6. Balance of Effects:
Does the balance between desirable and undesirable effects favour the intervention or the comparison?

JUDGEMENT

  • Favors the comparison

  • Probably favors the comparison

  • Does not favor either the intervention or the comparison

  • Probably favors the intervention

  • Favors the intervention

  • Varies

  • Don’t know

RESEARCH EVIDENCE

7. Resources Required:
How large are resource requirements (costs) of the intervention?

JUDGEMENT

  • Large costs

  • Moderate costs

  • Negligible costs and savings

  • Moderate savings

  • Large savings

  • Varies

  • Don’t know

RESEARCH EVIDENCE

It is likely that early mobilization programs would require increased health professional time (Nieto-Garcia, Carpio-Perez et al. 2021) but this was not formally measured in any English-language studies included in the meta-analysis.

The Panel Group noted that this intervention generally requires increased staffing to implement. In some ICU settings a specific team (e.g. a physical therapy team) might be implemented to assist in implementation.

8. Certainty of evidence of required resources:
What is the certainty of evidence of resource requirements (costs) of the intervention?

JUDGEMENT

  • Very low

  • Low

  • Moderate

  • High

  • No included studies

RESEARCH EVIDENCE

There was minimal information on resources.

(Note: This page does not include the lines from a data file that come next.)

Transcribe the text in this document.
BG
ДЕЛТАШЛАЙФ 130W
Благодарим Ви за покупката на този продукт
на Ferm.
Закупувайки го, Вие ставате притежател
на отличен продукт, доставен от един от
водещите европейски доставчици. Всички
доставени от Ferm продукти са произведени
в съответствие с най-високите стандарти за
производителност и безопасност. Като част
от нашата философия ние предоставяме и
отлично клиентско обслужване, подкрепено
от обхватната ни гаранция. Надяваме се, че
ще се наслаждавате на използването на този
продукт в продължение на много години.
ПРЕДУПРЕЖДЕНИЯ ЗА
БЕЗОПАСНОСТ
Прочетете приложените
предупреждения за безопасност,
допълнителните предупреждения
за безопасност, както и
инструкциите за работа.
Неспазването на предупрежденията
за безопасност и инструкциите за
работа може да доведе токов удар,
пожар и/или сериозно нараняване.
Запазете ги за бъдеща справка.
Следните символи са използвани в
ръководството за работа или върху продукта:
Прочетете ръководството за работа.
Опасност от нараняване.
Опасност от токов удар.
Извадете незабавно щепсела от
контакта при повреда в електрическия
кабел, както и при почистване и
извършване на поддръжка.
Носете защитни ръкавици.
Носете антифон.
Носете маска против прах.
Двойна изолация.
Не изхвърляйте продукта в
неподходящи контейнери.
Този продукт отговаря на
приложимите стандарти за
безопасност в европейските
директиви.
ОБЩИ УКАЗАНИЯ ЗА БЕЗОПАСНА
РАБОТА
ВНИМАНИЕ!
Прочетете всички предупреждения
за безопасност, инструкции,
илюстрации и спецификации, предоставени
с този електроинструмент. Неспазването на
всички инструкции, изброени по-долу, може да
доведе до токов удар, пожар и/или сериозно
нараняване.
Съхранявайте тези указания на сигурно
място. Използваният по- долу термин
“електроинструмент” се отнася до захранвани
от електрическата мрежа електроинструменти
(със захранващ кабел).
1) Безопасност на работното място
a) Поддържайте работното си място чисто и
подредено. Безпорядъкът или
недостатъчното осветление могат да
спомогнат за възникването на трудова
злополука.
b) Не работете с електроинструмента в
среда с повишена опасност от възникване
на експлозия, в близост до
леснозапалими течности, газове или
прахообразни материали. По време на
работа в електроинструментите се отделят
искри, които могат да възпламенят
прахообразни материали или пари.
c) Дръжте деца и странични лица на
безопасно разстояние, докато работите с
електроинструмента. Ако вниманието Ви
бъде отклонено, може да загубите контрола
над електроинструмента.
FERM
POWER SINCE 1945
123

9. Cost Effectiveness: Does the cost-effectiveness of the intervention favour the intervention or the comparison?

JUDGEMENT

  • Favors the comparison

  • Probably favors the comparison

  • Does not favor either the intervention or the comparison

  • Probably favors the intervention

  • Favors the intervention

  • Varies

  • No included studies

RESEARCH EVIDENCE

One meta-analysis (Wang, Ren et al. 2020) reported that early mobilization was associated with a reduced hospital length of stay (weighted mean difference -3.71, 95% confidence interval [CI] -5.70 to -1.71, p=0.0003). There were no cost-effective studies.

10. Inequity:
What would be the impact of recommending the intervention on health inequity?

JUDGEMENT

  • Reduced

  • Probably reduced

  • Probably no impact

  • Probably increased

  • Increased

  • Varies

  • Don’t know

RESEARCH EVIDENCE

The Panel Group noted that this intervention is most relevant in ICU settings, and is accessible in most geographic regions.

11. Acceptability:
Is the intervention acceptable to key stakeholders?

JUDGEMENT

  • No

  • Probably no

  • Probably yes

  • yes

  • Varies

  • Don’t know

RESEARCH EVIDENCE

There was no information on how acceptable the implementation of early mobilization program is for stakeholders.

12. Feasibility:
Is the intervention feasible to implement?

JUDGEMENT

  • No

  • Probably no

  • Probably yes

  • yes

  • Varies

  • Don’t know

RESEARCH EVIDENCE

Barriers to implementing an early mobilization program include hemodynamical or pulmonary instability of the individual and a traditional lack of mobility within the ICU setting (Nieto-Garcia, Carpio-Perez et al. 2021). The Panel Group noted that some individuals in ICU at risk of pressure injuries have hemodynamic instability and early mobilization would not be feasible in this clinical context.